New Year's greeting is a traditional custom of Chinese, parents take their children to the elders to pray to the New Year, say a few auspicious words, and collect some money for the new year, just to try to be auspicious. For the Matter of New Year's Greetings, outgoing, bold and lively children will sweetly say hello and say a few auspicious words; but when they encounter children who are timid and afraid of life and do not want to say hello, they will not open their mouths for most of the day, which will inevitably make parents feel embarrassed. At this time, parents will have two reactions: one is: reprimanding children for not understanding things, timidity and fear of life, forcing them to greet and greet the New Year; the other is: to help children resolve embarrassment" This child is a little timid and afraid of life, introverted and shy...", as everyone knows, these two practices will cause them a certain negative impact on children.

The "Chinese politeness" that hurts the child the most, do you force the child to do it?

The harm of being forced to socialize

In the cognition of many parents, it is normal for children to say hello to the New Year, because when they were young, they were also forced by their parents to say hello to various relatives, and they did not feel any impact!
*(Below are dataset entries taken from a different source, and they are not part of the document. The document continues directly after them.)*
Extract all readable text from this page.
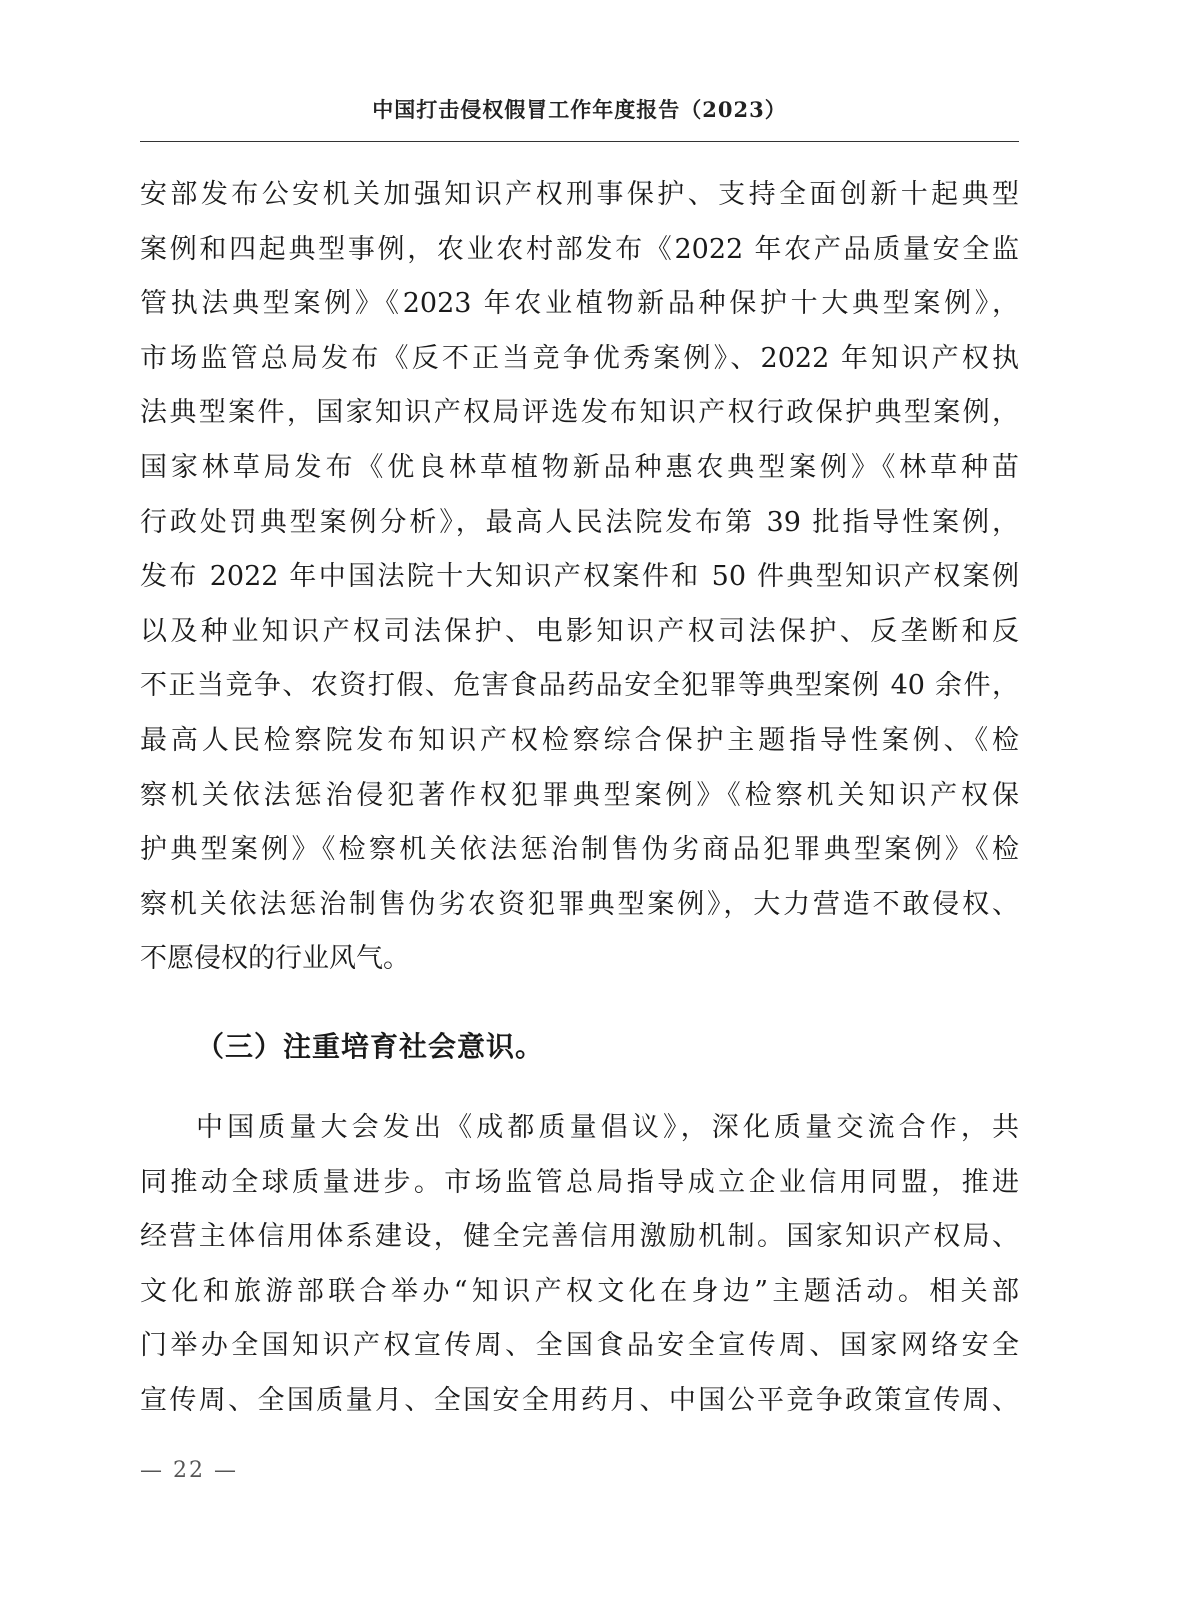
中国打击侵权假冒工作年度报告（2023）
安部发布公安机关加强知识产权刑事保护、支持全面创新十起典型
案例和四起典型事例，农业农村部发布《2022 年农产品质量安全监
管执法典型案例》《2023 年农业植物新品种保护十大典型案例》，
市场监管总局发布《反不正当竞争优秀案例》、2022 年知识产权执
法典型案件，国家知识产权局评选发布知识产权行政保护典型案例，
国家林草局发布《优良林草植物新品种惠农典型案例》《林草种苗
行政处罚典型案例分析》，最高人民法院发布第 39 批指导性案例，
发布 2022 年中国法院十大知识产权案件和 50 件典型知识产权案例
以及种业知识产权司法保护、电影知识产权司法保护、反垄断和反
不正当竞争、农资打假、危害食品药品安全犯罪等典型案例 40 余件，
最高人民检察院发布知识产权检察综合保护主题指导性案例、《检
察机关依法惩治侵犯著作权犯罪典型案例》《检察机关知识产权保
护典型案例》《检察机关依法惩治制售伪劣商品犯罪典型案例》《检
察机关依法惩治制售伪劣农资犯罪典型案例》，大力营造不敢侵权、
不愿侵权的行业风气。
（三）注重培育社会意识。
中国质量大会发出《成都质量倡议》，深化质量交流合作，共
同推动全球质量进步。市场监管总局指导成立企业信用同盟，推进
经营主体信用体系建设，健全完善信用激励机制。国家知识产权局、
文化和旅游部联合举办“知识产权文化在身边”主题活动。相关部
门举办全国知识产权宣传周、全国食品安全宣传周、国家网络安全
宣传周、全国质量月、全国安全用药月、中国公平竞争政策宣传周、
— 22 —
In fact, this kind of forced socialization is really not a small thing for children. In this small social environment, all the strangeness, embarrassment and cramped uneasiness are fleeting and then forgotten by adults. But for children, it will be deeply imprinted in the mind. If parents reprimand in person, or keep labeling their children as "timid and afraid of life, introverted and not fond of calling people", the impact is even greater.

The "Chinese politeness" that hurts the child the most, do you force the child to do it?

1. Destroy your child's sense of security

Visiting relatives and friends during the New Year, many relatives and friends who are familiar to parents are strangers to children who meet for the first time. At this time, most of the children are insecure, nervous and afraid. Studies have found that when children under the age of 10 come into contact with strangers, the left brain produces a resistance signal, resulting in a subconscious action of self-protection. If you blindly force your children to pay homage to unfamiliar people, it is easy to destroy their sense of security.

2. False self-perception

Children are reluctant to pay homage to the New Year, and many parents will help explain in order to resolve this embarrassing scene, such as "the child's personality is a little introverted, don't be surprised", "The child is actually quite polite, but a little shy." "A parent's explanation makes young children who can't distinguish between words easily fall into self-denial, thinking that they are timid and introverted children, thus forming a false self-perception, becoming inferior and having no self-confidence."

The "Chinese politeness" that hurts the child the most, do you force the child to do it?

3. Children will become rebellious

Forcing children to pay homage to the New Year is also forcing children to obey and be obedient, which is a kind of face display for parents. But for children, their own feelings and needs are ignored and suppressed by their parents. In the long run, as children get older, their rebellious psychology will become heavier and heavier.

4. Children are increasingly repulsive to socializing

Children's fear and shyness toward strangers is an innate ability to protect themselves. Forcing children to pay homage to the New Year and reprimanding them will make them less and less like to interact with people, and thus more and more repulsive to socializing.